Since then, reports that incumbent President Jacob Zuma may step down or be forced out, paving the way for Ramaphosa to enter the Mahlamba Ndlopfu before the next election, have spurred hopes of real reform in South Africa.
“Growth was likely to pick up and inflation moderate even without the political change at the top of the ANC. But with the shift in political momentum, a virtuous cycle appears to be distinctly possible,” says Zach Pandl, global co-head of foreign exchange at Goldman Sachs.
This virtuous cycle could see reforms attracting renewed capital inflows, which would further boost the Rand and thereby, reduce inflation.
Such a combination of events would enable the South African Reserve Bank to begin cutting interest rates from their current 6.75% level, which would then further boost the economy.
“FX returns could be front-loaded if the presidency changes hands in the next few weeks and a rating downgrade is avoided,” Pandl notes.
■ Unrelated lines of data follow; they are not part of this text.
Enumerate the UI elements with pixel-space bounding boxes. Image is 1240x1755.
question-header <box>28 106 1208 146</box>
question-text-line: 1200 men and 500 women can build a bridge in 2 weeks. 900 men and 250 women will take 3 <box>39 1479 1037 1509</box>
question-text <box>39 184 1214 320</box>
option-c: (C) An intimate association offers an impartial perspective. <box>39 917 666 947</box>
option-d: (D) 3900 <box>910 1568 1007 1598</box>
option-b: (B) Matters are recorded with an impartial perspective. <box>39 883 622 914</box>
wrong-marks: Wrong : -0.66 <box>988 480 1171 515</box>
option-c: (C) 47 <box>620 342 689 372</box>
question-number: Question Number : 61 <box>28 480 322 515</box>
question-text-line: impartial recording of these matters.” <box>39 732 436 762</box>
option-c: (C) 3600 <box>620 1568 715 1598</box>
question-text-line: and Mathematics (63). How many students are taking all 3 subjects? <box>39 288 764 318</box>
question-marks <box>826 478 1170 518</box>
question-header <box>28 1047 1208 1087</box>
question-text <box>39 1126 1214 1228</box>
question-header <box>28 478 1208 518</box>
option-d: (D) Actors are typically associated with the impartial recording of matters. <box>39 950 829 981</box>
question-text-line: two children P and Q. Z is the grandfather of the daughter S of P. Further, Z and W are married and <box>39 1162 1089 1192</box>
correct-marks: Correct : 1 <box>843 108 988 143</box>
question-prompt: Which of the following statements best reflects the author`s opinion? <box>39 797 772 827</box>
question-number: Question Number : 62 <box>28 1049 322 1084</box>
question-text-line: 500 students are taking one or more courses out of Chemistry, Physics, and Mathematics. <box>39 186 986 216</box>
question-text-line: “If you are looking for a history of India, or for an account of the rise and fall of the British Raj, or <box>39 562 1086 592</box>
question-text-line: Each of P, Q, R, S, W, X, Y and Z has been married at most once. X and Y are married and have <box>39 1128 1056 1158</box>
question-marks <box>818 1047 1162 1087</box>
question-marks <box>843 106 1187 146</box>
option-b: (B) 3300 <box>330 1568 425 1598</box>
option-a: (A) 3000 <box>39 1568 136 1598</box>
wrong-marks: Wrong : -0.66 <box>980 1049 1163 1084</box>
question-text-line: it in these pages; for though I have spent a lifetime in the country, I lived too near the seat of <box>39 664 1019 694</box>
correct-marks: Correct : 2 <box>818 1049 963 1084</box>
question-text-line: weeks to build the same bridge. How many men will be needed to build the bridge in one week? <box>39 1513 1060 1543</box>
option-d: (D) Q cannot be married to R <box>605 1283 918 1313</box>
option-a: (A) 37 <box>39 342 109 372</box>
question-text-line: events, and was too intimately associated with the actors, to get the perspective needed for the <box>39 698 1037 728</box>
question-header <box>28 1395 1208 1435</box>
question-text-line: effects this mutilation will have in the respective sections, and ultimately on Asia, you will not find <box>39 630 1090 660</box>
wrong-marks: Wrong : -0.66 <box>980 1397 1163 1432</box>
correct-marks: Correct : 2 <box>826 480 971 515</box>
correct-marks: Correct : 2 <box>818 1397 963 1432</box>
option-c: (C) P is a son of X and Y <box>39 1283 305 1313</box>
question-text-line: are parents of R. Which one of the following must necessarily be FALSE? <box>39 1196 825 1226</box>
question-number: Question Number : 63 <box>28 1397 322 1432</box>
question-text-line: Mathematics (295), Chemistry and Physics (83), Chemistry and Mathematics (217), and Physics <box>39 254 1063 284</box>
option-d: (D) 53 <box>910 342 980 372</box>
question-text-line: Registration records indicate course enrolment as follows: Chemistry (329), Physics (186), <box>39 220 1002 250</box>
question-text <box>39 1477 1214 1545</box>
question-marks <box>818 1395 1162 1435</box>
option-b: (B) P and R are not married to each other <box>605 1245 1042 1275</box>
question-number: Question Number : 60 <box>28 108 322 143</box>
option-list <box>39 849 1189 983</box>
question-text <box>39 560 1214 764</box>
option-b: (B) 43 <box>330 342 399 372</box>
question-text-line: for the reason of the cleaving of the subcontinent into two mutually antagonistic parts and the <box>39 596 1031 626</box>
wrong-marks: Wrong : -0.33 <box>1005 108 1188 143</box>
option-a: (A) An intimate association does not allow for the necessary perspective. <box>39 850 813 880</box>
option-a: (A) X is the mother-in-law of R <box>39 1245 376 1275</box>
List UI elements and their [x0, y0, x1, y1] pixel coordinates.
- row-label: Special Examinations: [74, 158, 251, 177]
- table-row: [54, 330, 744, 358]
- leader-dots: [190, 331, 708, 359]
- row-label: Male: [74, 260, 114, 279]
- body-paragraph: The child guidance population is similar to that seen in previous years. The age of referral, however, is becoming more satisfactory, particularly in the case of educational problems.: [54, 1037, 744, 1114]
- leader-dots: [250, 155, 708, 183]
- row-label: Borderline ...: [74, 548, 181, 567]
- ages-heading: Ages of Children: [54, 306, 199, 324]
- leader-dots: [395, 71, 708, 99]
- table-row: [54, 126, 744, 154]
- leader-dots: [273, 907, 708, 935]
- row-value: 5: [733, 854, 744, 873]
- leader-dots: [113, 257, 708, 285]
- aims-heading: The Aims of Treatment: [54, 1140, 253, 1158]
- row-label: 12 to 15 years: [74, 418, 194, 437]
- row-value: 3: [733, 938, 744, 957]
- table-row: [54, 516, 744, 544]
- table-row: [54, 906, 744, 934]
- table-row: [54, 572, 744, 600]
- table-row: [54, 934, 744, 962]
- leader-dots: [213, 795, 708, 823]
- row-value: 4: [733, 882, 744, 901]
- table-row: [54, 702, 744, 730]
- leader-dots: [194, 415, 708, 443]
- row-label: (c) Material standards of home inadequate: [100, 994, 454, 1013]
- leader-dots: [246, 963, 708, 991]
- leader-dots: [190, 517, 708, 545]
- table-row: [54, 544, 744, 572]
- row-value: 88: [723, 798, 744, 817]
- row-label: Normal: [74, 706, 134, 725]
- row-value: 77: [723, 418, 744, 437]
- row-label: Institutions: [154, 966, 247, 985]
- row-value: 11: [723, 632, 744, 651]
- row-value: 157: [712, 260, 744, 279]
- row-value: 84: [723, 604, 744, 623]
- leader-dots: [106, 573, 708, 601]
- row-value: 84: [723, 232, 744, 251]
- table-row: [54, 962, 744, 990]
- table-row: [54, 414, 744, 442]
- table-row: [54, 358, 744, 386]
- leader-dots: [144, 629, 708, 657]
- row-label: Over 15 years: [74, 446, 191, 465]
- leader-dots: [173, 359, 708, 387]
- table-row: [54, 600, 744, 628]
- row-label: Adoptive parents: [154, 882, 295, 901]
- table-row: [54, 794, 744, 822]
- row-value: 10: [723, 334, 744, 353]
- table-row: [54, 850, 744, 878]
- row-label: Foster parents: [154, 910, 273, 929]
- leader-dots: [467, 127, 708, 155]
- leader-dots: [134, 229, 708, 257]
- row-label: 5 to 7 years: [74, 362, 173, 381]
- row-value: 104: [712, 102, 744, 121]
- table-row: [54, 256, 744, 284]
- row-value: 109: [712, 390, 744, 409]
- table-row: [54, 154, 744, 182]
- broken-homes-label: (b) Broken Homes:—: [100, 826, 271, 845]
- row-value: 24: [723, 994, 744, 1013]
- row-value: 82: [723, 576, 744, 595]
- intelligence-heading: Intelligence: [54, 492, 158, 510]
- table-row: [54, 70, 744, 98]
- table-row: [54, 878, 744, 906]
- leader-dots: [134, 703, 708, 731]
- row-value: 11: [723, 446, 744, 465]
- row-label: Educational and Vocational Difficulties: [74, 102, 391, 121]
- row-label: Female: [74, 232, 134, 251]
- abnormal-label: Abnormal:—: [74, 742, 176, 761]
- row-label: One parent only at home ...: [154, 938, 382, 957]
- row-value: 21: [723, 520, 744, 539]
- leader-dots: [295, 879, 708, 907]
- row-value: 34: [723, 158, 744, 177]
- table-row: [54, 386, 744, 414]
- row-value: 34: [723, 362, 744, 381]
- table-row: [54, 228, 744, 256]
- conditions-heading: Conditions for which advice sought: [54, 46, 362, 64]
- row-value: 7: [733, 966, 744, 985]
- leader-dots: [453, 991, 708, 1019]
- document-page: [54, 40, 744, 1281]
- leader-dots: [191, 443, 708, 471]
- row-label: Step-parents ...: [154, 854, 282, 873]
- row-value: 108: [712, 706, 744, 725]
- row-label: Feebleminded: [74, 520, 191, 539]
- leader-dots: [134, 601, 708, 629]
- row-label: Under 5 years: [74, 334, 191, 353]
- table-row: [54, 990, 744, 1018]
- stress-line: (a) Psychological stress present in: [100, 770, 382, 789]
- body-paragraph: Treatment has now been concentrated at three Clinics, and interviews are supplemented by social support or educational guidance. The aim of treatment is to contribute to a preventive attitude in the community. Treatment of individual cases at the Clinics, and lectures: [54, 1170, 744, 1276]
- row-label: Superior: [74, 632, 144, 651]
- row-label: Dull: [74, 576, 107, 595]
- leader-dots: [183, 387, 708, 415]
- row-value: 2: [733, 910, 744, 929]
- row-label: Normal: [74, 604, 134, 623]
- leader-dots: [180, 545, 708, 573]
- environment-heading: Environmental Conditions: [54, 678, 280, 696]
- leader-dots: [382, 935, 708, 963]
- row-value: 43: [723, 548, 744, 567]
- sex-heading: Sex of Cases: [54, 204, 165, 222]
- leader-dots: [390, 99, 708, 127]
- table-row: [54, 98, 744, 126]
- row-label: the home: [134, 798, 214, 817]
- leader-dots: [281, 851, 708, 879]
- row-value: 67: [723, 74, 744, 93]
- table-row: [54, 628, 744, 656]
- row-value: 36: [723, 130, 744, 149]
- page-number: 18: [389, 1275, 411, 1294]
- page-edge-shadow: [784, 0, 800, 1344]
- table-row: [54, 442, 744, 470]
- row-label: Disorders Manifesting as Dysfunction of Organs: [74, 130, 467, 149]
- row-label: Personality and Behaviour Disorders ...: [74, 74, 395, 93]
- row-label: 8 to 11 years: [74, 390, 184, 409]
Goldman Sachs forecasts the USD/ZAR rate will now fall to 11.00 over the next 12 months which, is lower than the bank’s previous 11.50 target, implies downside of 8.4% for the Dollar and noteworthy upside for the Rand.
Key to this scenario playing out are questions of if President Jacob Zuma will step aside, enabling Ramaphosa to take the reins, and whether Moody’s will give South Africa another free pass by holding off on a ratings downgrade.
A loss of investment grade status could be devastating as it would see many institutional investors forced into selling their government bonds, which would push South African borrowing costs higher and put downward pressure on the Rand once again as foreign investors flee the country.
In order to avoid a downgrade, South Africa’s Treasury must use its February 21 budget statement to set out a credible plan for reducing the budget deficit, which topped 4% of GDP in 2017.
“In the near term, we think USD/ZAR could temporarily break through 11.50 but we continue to emphasize that further rand strength is also contingent upon increasing expectations for meaningful structural reform,” writes Hans Redeker, head of G10 FX strategy at Morgan Stanley, in a recent note.
Morgan Stanley notes reports that Zuma will soon be forced aside as grounds for thinking sentiment toward the Rand can continue to improve, helping the bank’s base case of further currency strength play out.
The ANC’s leadership committee is also widely reported to have discussed the President’s position at a meeting Monday, while many among the opposition and reformist camps are said to be keen to have Ramaphosa deliver the State of The Nation address on February 08 rather than Zuma.
So far, Cyril Ramaphosa has hit the ground running in his ANC party presidency by replacing the board of state power utility Eskom. Eskom, which is beset by cash-flow problems, is a critical issue for the South African state and Ramaphosa.
The South African Treasury is on the hook for as much as ZAR 350 billion (£21 billion) of Eskom’s debt, given government guarantees extended to the energy company in recent years, which means Eskom is also an issue for the ratings agencies.
Another top executive was suspended from the company this week, pending an investigation, after it emerged that he misled parliament during his testimony on the company's financial health.